Prevedendo che in caso di guerra avrebbero corso seri pericoli, mons. Santa fa partire le religiose del Kaffa. Vi resta lui con due confratelli preti e un coadiutore.

In ottobre le truppe italiane varcano i confini dell’Etiopia e issano sulle rovine del forte di Adigrat la bandiera ammainata il 18 maggio 1896. Esasperazione e odio crescono contro gli italiani. Il Presidente della Croce Rossa etiopica afferma che, “causa la crudeltà degli italiani, i quali uccidono senza distinzione donne e bambini, bisogna che anche tutti i missionari italiani lascino subito il Paese; il popolo è troppo eccitato”. I quattro Missionari vengono arrestati dal corpo di guardia dell’imperatore.

Il Vice-governatore intima loro lo sfratto. Essi partono l’indomani, chiusi a chiave sul vagone ferroviario e sorvegliati da tre militari armati. Mons. Santa resta in Italia solo alcuni mesi.

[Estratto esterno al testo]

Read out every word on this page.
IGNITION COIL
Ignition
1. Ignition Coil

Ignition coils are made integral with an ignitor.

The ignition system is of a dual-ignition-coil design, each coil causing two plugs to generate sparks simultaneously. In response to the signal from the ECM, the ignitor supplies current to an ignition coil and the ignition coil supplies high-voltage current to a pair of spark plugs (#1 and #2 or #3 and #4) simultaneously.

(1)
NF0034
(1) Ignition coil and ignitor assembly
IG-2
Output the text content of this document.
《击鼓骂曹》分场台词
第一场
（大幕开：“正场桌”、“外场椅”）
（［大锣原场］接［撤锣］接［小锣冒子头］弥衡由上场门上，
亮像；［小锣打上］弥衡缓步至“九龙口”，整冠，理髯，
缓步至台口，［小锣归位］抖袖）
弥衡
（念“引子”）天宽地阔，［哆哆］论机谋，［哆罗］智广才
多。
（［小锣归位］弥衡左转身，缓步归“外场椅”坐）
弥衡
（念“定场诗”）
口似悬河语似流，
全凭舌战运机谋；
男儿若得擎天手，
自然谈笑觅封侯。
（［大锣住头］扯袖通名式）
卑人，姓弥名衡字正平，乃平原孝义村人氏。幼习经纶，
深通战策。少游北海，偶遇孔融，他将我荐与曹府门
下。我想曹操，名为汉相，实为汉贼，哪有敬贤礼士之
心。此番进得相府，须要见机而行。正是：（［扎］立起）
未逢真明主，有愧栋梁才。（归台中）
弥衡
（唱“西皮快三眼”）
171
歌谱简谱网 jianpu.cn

Il 5 maggio del ’36 il maresciallo Pietro Badoglio entra in Addis Abeba. Pochi giorni dopo Mussolini proclama l’impero: insieme all’Eritrea e alla Somalia, l’Etiopia diventa parte dell’Africa Orientale Italiana.
Quando mons. Santa rientra ad Addis Abeba, le abitazioni dei missionari sono totalmente distrutte. In giugno è riattivato l’ospedale italiano, grazie a un gruppo di suore giunte da Torino. Intorno divampa la guerra tra le truppe italiane e gli etiopi ribelli all’occupazione. Diversi missionari, preti e suore, perdono la vita.

L’anno seguente mons. Santa è nominato Vicario Apostolico di Gimma e viene consacrato vescovo. Subito si dà a riorganizzare l’opera dei missionari, promuove scuole agricole, mette mano alla costruzione di una chiesa, che dedica alla Consolata. Intanto l’Italia è entrata in guerra (10 giugno 1940).

Le suore missionarie devono riparare a Gimma, mentre i padri rimangono al loro posto, “decisi di non abbandonare il gregge, a rischio anche della vita”. Gli inglesi bombardano ripetutamente Gimma che capitola nelle loro mani il 21 giugno. Nel febbraio seguente missionari e suore vengono deportati parte in Rodesia, parte in Kenya.

Rimasto temporaneamente ad Addis Abeba “per chiudere casa”, in giugno mons. Santa è trasferito insieme ad alcuni padri ad Harar e di qui in novembre a Berbera, dove vengono imbarcati per l’Italia.